4分が40秒に!──ペガシス、CUDA対応TMPGEncを披露
ペガシスは、NVISION 08で紹介されたCUDA対応版「TMPGEnc 4.0 XPress」のパフォーマンスを国内の関係者に紹介した。
コンシューマーユーザーに分かりやすい「CUDAのメリット」
ペガシスの代表取締役CEOを務める海老根崇氏と同社グローバル営業部部長の斎藤要氏によって紹介されたCUDA対応版「TMPGEnc 4.0 XPress」は、NVIDIAがいま力をいれて訴求している「GPUの汎用コンピューティングへの応用」を最も分かりやすく、かつ、コンシューマーユーザーが享受できる利用法として注目されている。
CUDAは、NVIDIAのGPUを非グラフィックス分野の演算処理に利用するための開発環境で、ペガシスでは同社の動画のエンコーダーソフト「TMPGEnc 4.0 XPress」のCUDA対応版を開発し、これをNVISION 08で公開している。ペガシスでは、NVISION 08で公開した段階を「フェーズ1」としているが、フェーズ1において、ノイズリダクションやシャープネスなどのフィルタリング処理を行う「プリプロセッシング」までがGPUで処理される。現時点で実用化されているすべてのフィルタ、およびデコード処理がCUDAに対応しているという。今後の開発予定としては、フェーズ2と呼ばれる次の段階でエンコーディングのCUDA対応を進めるというプランがペガシスから示された。

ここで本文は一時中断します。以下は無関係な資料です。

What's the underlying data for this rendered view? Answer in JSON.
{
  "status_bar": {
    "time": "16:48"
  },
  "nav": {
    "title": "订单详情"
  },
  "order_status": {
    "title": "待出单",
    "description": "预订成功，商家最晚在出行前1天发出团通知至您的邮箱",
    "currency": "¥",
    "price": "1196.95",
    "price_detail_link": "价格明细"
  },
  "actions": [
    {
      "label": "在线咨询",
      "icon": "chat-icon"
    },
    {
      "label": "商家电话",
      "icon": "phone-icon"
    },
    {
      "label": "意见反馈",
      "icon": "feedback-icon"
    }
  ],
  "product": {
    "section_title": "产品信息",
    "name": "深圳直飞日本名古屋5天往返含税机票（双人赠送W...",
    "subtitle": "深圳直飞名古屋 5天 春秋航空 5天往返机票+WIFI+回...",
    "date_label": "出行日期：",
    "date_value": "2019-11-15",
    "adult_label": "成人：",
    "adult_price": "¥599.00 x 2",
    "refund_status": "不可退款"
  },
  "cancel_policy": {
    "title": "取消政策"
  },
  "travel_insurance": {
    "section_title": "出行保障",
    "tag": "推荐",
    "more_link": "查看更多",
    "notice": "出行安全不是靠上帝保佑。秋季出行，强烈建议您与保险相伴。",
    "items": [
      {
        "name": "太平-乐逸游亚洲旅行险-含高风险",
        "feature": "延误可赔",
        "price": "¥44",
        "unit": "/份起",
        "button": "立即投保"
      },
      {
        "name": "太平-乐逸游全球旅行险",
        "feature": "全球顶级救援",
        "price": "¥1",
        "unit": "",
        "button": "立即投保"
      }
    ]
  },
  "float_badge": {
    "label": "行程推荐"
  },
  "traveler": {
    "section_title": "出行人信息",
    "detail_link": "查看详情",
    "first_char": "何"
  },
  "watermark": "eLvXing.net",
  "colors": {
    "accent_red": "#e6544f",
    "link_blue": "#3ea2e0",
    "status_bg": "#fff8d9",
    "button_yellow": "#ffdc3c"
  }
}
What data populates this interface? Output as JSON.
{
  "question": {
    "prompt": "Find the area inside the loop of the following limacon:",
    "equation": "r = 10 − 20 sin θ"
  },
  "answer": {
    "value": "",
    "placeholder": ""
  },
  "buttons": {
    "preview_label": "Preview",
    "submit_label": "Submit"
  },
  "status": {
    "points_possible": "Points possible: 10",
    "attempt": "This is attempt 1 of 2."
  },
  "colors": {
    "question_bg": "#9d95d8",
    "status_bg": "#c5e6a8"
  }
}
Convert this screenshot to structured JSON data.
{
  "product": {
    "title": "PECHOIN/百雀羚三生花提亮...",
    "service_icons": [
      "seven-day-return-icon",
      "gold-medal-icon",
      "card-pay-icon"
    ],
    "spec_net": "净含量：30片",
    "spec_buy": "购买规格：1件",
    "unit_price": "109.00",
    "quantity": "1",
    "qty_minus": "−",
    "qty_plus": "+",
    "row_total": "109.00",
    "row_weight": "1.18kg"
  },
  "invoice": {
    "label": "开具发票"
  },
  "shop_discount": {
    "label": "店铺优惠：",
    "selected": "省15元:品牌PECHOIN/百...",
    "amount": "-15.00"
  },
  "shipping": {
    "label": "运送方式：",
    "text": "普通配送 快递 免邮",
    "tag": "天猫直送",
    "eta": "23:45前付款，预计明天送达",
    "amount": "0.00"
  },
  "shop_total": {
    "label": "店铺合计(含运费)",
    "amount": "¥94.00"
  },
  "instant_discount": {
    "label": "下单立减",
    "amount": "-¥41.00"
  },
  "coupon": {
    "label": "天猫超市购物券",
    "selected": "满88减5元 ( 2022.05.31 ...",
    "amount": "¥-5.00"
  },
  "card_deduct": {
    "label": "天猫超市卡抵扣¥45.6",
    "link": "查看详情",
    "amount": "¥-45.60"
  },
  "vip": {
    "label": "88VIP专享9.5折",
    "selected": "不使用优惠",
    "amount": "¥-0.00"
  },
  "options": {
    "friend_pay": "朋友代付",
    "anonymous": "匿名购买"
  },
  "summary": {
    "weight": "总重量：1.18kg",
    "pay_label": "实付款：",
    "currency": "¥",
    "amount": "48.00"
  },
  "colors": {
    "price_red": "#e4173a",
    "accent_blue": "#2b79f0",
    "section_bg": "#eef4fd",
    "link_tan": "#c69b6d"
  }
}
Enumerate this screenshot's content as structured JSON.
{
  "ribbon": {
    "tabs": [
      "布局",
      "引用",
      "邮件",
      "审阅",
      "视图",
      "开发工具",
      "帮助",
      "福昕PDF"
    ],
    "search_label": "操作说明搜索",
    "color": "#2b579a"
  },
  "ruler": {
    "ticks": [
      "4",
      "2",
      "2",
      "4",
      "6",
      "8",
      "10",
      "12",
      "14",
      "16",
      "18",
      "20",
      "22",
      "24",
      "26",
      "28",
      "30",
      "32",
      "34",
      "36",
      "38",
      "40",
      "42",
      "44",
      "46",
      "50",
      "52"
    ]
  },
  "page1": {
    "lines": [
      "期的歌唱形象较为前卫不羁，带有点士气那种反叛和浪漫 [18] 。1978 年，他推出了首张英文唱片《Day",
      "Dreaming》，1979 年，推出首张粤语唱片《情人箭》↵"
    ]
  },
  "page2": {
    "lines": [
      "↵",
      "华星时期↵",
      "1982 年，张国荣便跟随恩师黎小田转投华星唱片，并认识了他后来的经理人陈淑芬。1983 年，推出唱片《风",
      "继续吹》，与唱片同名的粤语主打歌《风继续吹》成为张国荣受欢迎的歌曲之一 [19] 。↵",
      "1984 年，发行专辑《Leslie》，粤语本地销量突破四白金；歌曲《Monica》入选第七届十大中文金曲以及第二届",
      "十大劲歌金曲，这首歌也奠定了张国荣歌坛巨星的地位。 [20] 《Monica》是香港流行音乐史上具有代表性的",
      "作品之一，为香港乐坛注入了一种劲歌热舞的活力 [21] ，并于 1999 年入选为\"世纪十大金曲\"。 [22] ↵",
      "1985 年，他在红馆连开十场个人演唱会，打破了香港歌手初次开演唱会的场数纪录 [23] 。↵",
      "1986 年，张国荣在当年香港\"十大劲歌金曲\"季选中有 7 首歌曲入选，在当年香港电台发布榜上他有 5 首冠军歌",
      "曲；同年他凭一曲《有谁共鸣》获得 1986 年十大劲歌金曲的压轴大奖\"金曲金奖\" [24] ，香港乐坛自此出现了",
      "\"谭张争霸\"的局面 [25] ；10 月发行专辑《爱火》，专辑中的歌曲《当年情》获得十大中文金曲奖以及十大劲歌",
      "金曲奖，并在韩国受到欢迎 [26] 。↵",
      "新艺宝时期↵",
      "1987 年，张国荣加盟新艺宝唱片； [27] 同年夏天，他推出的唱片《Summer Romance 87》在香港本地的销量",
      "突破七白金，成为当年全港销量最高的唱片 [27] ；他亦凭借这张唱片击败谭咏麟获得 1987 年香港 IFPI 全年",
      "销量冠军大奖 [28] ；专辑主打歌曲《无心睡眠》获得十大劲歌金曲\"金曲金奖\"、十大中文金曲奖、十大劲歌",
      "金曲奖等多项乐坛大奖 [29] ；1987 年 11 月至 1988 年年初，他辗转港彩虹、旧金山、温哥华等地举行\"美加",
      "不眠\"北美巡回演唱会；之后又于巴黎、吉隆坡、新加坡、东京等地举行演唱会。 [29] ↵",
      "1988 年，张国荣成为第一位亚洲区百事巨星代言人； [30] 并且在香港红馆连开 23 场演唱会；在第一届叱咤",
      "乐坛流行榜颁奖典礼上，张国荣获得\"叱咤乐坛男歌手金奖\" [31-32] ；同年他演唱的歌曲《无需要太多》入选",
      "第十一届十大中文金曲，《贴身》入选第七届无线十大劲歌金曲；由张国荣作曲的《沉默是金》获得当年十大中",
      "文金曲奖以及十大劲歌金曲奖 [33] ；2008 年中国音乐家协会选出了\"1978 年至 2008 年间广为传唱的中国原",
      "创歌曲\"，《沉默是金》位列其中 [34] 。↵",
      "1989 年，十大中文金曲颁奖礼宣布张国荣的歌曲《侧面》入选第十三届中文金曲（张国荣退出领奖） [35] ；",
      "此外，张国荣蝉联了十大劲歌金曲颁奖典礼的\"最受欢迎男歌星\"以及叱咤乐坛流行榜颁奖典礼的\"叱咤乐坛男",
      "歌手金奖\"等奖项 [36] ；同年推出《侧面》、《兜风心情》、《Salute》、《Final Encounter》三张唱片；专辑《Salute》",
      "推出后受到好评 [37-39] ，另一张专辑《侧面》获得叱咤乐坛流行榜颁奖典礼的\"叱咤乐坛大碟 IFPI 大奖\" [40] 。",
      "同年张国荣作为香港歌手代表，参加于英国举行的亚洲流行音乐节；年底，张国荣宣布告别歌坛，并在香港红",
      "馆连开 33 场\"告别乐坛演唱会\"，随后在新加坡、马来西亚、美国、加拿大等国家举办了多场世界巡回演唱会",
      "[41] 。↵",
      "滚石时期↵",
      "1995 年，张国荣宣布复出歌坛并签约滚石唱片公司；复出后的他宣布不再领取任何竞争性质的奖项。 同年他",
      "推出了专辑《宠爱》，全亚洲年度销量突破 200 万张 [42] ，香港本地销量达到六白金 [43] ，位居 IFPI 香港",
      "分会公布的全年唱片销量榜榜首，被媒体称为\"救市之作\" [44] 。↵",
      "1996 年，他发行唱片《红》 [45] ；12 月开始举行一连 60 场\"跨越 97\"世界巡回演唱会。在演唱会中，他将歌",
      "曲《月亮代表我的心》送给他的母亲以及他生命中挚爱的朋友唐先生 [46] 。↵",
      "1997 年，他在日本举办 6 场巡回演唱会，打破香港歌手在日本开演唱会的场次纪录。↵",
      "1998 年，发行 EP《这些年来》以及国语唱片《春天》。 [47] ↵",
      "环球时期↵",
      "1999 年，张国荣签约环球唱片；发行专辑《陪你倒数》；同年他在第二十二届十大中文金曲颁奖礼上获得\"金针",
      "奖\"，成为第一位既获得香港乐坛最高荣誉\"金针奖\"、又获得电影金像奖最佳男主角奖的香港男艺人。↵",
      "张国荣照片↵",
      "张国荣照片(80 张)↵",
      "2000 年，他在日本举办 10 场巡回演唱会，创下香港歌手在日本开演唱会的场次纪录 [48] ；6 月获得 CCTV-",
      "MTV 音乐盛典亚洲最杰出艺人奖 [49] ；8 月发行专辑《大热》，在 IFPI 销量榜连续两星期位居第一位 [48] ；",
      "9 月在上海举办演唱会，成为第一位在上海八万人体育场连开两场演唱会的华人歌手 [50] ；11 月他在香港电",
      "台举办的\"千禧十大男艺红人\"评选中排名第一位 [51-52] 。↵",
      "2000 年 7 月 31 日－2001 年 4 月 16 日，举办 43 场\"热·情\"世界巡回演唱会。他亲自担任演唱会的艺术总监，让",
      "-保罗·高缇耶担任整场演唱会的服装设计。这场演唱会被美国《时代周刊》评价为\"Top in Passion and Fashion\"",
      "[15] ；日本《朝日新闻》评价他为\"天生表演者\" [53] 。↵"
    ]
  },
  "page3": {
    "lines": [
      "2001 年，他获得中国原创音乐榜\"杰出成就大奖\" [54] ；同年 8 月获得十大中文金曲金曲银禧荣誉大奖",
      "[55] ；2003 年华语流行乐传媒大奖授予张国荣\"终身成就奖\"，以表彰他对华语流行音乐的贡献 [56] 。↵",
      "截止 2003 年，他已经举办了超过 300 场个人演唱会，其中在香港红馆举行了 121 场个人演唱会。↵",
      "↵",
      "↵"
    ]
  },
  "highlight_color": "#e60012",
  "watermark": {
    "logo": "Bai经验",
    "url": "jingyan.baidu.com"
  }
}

CUDAについて海老根氏は、「(ディスクリートグラフィックスのほか、マザーボードGPUなどでも利用されているNVIDIAのGPUを利用するので)ユーザーにとってより近い位置にCUDAが来るのではないか。状況によって、TMPGEnc 4.0 XPressの基幹部分であるエンコーダそのものもCUDA対応にしていけたらいいと思う」という期待を述べている。エンコーダ部分の対応時期については、「調査段階であって決定事項ではない」との前置きをしたうえで、「2009年」という目標が示された。
“職人”にありがたい大幅な時間短縮が実現
NVISION 08で紹介されたデモにおいて、処理を行うフィルタの種類によっては、CUDAよりもCPUが早くなることもあるという説明をされていたが、この点についても、ペガシスは処理の過程からその原因を解説した。それによると、映像ソースをシステムメモリ上に展開した後、CUDAを利用する場合には、展開したデータをGPUに転送する処理が入るが、ここで帯域によるボトルネックが生じてしまう。フィルタリング処理が重い場合、このボトルネックを吸収してなお速度的メリットがあるが、逆に、CPUで処理するのとあまり処理時間が変わらないかあるいはCPU処理のほうが早いほど処理が軽い場合は、ボトルネックが表面化してしまうとのことだ。もちろん、これに加えてCPU性能とGPU性能のバランスなども影響する。しかし「基本的にはほとんどの場合、GPU処理が数値としては勝っている」とのことだ。
GPUよりCPUの処理が早いフィルタリング、または、GPU処理が早い場合フィルタリングの切り替えに関して、ペガシスでは「ユーザーに提供するバージョンでは、(CPU処理とGPU処理の切り替え)自動で行う」ことを検討している。その手法としては、「エンコードを開始した瞬間に、内部でCUDA側とCPU側に同じ処理を投げてベンチマークをとることでCUDAを使う使わないを自動判断する機能を実装しようと考えている」(海老根氏)と説明した。CUDAを利用する場合には、環境設定のGPUオプションから「CUDAの使用」を設定するが、現段階ではTMPGEnc 4.0 XPressがGPUのCUDAへの対応を判断し、同オプション項目の表示と非表示を切り替えている。
国内で初めて披露された実際のCUDA対応版TMPGEncを使ったデモでは、CPUのみのエンコードとCUDAを用いたエンコードとの比較がCore 2 Duo Q6700(2.66GHz)にGeForce GTX 280を組み合わせたシステムを用いて行われた。使用した映像ソースは1440×1080ドット、15秒のHD映像で、720×480ドットのDVD SD映像へ変換して出力している。計測値は、CPUのみのエンコードが3分58秒なのに対してCUDAでのエンコードが41秒と、GPUによる処理が圧倒的に速くなることを紹介した。
なお、ほかのソフトウェアベンダーでもCUDAに対応したエンコーダが開発されており、ペガシスが開発を進めている製品よりもCUDA利用時におけるパフォーマンスが高いとの報告があるが、それに対して海老根氏は、インテルのマルチコアCPUにも「カリカリにチューン」しているためと説明している。